Mary Emelda Herlihy’s name lives on in “The Curley,” the art-deco Mary E. Curley School in Jamaica Plain, designed by the architectural firm of McLaughlin & Burr and built in 1931 and named by Mayor Curley in memory of his beloved wife.


    1. The Home for Aged Couples, 409 and 419 Walnut Avenue, and 2055 Columbus Avenue

The Home for Aged Couples emerged out of a late 19th century charitable movement that sought protection for the aged, the Home for Aged Couples was unique in both supporting the elderly and keeping couples together in their final years. Founded in 1884, the Home for Aged Couples offered long-term care for elderly couples of limited means. In exchange for assigning their remaining assets to the Society, residents were provided with food, clothing, a small weekly spending allowance, and medical care.

It began on Shawmut Avenue in Boston’s South End, but by 1887, the organization relocated to the former estate of Edward E. Rice on Walnut Avenue in Jamaica Plain. Rice, a local merchant and philanthropist, conveyed his property to the Home for Aged Couples along with a $17,000 loan in April of 1887.  Located on a 128,000 square foot parcel across Walnut Avenue from Franklin Park the Home offered its residents spaciousness of its own grounds and the proximity of Franklin Park contributed greatly to the tranquility of an aging couple’s final years. The former Rice home served for eight years as the only building on the campus of the Home for Aged Couples. It expanded to include three large buildings designed expressly for the purposes of the institution between 1892 and 1927.  Where a single building initially accommodated

residential, dining, and medical care functions, the expanded facilities allowed for the separation of these services.

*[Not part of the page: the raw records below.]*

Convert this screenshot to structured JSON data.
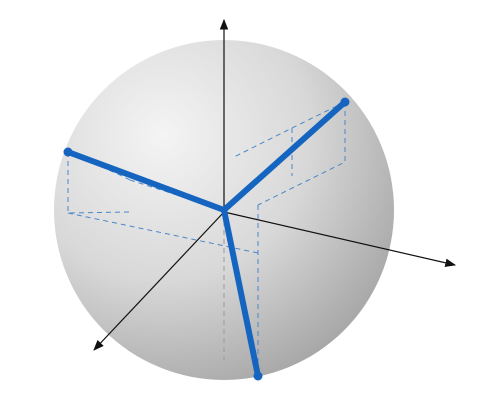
{
  "diagram": {
    "kind": "sphere-with-coordinate-axes-and-vectors",
    "colors": {
      "sphere_highlight": "#f4f4f4",
      "sphere_mid": "#d8d8d8",
      "sphere_shadow": "#a8a8a8",
      "axis": "#111111",
      "vector": "#1565c0",
      "guide_dashed": "#4a86c8",
      "guide_hidden": "#9a9a9a",
      "background": "#ffffff"
    },
    "axes": [
      {
        "id": "axis-vertical",
        "direction": "up"
      },
      {
        "id": "axis-right",
        "direction": "right-down"
      },
      {
        "id": "axis-front",
        "direction": "left-down"
      }
    ],
    "vectors": [
      {
        "id": "vector-upper-right",
        "direction": "upper-right"
      },
      {
        "id": "vector-left",
        "direction": "upper-left"
      },
      {
        "id": "vector-down",
        "direction": "down"
      }
    ]
  }
}
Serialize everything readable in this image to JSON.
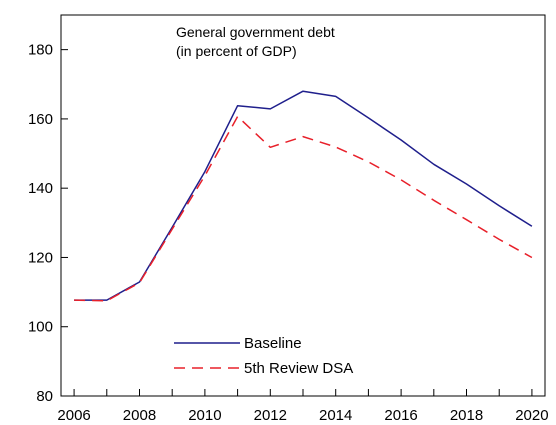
{
  "chart_data": {
    "type": "line",
    "title": [
      "General government debt",
      "(in percent of GDP)"
    ],
    "x": [
      2006,
      2007,
      2008,
      2009,
      2010,
      2011,
      2012,
      2013,
      2014,
      2015,
      2016,
      2017,
      2018,
      2019,
      2020
    ],
    "series": [
      {
        "name": "Baseline",
        "color": "#1f1f8c",
        "style": "solid",
        "values": [
          107.7,
          107.7,
          112.9,
          128.7,
          144.8,
          163.8,
          162.9,
          168.0,
          166.5,
          160.3,
          153.9,
          146.9,
          141.2,
          134.9,
          129.0
        ]
      },
      {
        "name": "5th Review DSA",
        "color": "#e8202a",
        "style": "dashed",
        "values": [
          107.7,
          107.5,
          112.7,
          128.2,
          143.6,
          160.7,
          151.8,
          154.9,
          151.9,
          147.6,
          142.4,
          136.5,
          130.9,
          125.2,
          120.0
        ]
      }
    ],
    "xlim": [
      2005.6,
      2020.4
    ],
    "ylim": [
      80,
      190
    ],
    "xticks": [
      2006,
      2008,
      2010,
      2012,
      2014,
      2016,
      2018,
      2020
    ],
    "yticks": [
      80,
      100,
      120,
      140,
      160,
      180
    ],
    "grid": false,
    "legend_position": "bottom-center"
  }
}
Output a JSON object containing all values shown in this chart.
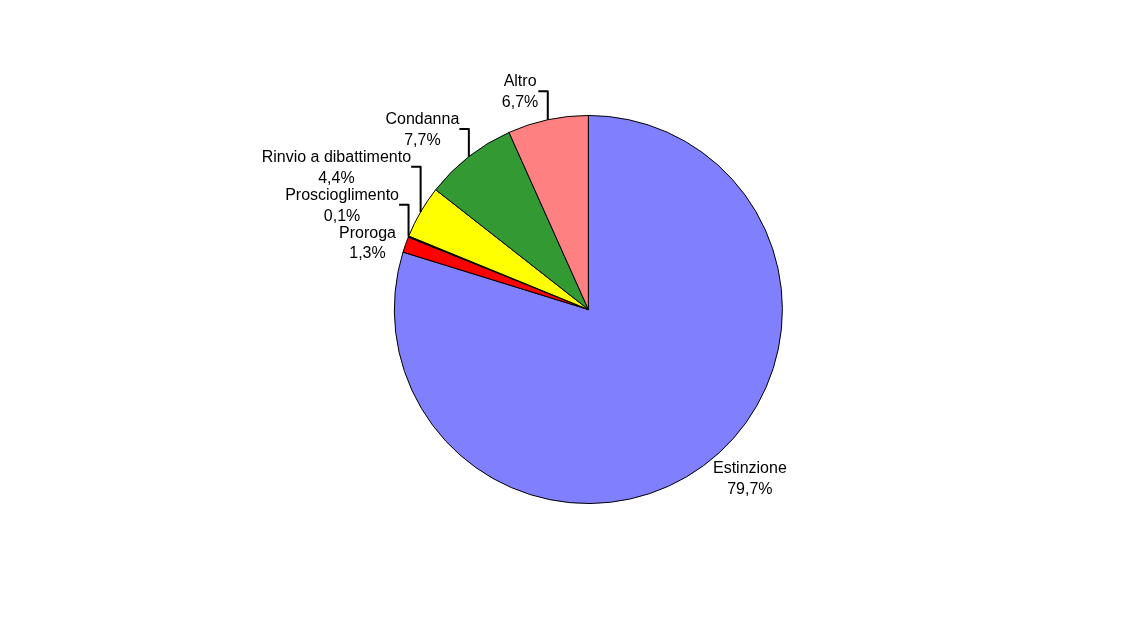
{
  "chart_data": {
    "type": "pie",
    "categories": [
      "Estinzione",
      "Proroga",
      "Proscioglimento",
      "Rinvio a dibattimento",
      "Condanna",
      "Altro"
    ],
    "values": [
      79.7,
      1.3,
      0.1,
      4.4,
      7.7,
      6.7
    ],
    "value_labels": [
      "79,7%",
      "1,3%",
      "0,1%",
      "4,4%",
      "7,7%",
      "6,7%"
    ],
    "colors": [
      "#8080ff",
      "#ff0000",
      "#000080",
      "#ffff00",
      "#339933",
      "#ff8080"
    ],
    "legend": false
  }
}
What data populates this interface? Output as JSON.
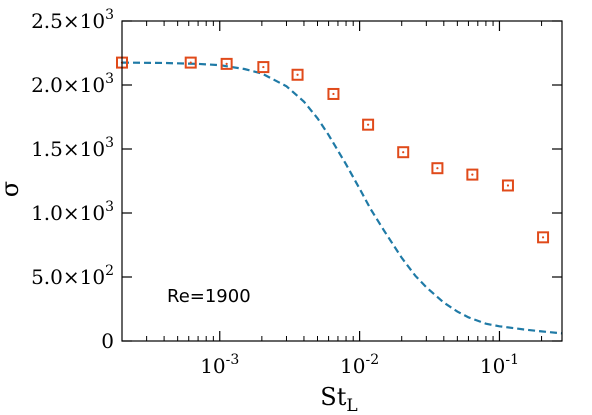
{
  "chart_data": {
    "type": "scatter",
    "xscale": "log",
    "xlim": [
      0.0002,
      0.28
    ],
    "ylim": [
      0,
      2500
    ],
    "x_ticks": [
      {
        "value": 0.001,
        "base": "10",
        "exp": "-3"
      },
      {
        "value": 0.01,
        "base": "10",
        "exp": "-2"
      },
      {
        "value": 0.1,
        "base": "10",
        "exp": "-1"
      }
    ],
    "y_ticks": [
      {
        "value": 0,
        "mant": "0",
        "exp": ""
      },
      {
        "value": 500,
        "mant": "5.0×10",
        "exp": "2"
      },
      {
        "value": 1000,
        "mant": "1.0×10",
        "exp": "3"
      },
      {
        "value": 1500,
        "mant": "1.5×10",
        "exp": "3"
      },
      {
        "value": 2000,
        "mant": "2.0×10",
        "exp": "3"
      },
      {
        "value": 2500,
        "mant": "2.5×10",
        "exp": "3"
      }
    ],
    "xlabel": "St",
    "xlabel_sub": "L",
    "ylabel": "σ",
    "annotation": "Re=1900",
    "grid": false,
    "series": [
      {
        "kind": "markers",
        "marker": "square-dot",
        "color": "#e04a1a",
        "x": [
          0.0002,
          0.00062,
          0.00112,
          0.00205,
          0.0036,
          0.0065,
          0.0115,
          0.0205,
          0.036,
          0.064,
          0.115,
          0.205
        ],
        "y": [
          2175,
          2175,
          2165,
          2140,
          2080,
          1930,
          1690,
          1475,
          1350,
          1300,
          1215,
          810
        ]
      },
      {
        "kind": "line",
        "dash": "dashed",
        "color": "#1f7aa6",
        "x": [
          0.0002,
          0.0004,
          0.0007,
          0.001,
          0.0015,
          0.002,
          0.003,
          0.004,
          0.005,
          0.006,
          0.008,
          0.01,
          0.012,
          0.015,
          0.02,
          0.025,
          0.03,
          0.04,
          0.05,
          0.06,
          0.08,
          0.1,
          0.15,
          0.2,
          0.28
        ],
        "y": [
          2175,
          2172,
          2165,
          2155,
          2125,
          2090,
          1990,
          1870,
          1740,
          1610,
          1380,
          1190,
          1030,
          860,
          650,
          510,
          420,
          300,
          230,
          185,
          135,
          115,
          90,
          75,
          60
        ]
      }
    ]
  }
}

The Home for Aged Couples thrived through the first half of the 20″” century. However, as additional elderly care resources became available, the number of residents of the Home for Aged Couples dwindled. Perhaps sensing impending decline, the administration enacted a new policy that admitted single men and women to the Home. Reflecting this change, the Home for Aged Couples became the Elizabeth Carleton House in 1955, named for the institution’s founding doctor.  Today the campus is preserved and is operated by Rogerson Communities, with continued focus on end of life care.


There are undoubtedly thousands of great Boston love stories waiting to be told.  In this historic city, we can only wish our walls could talk!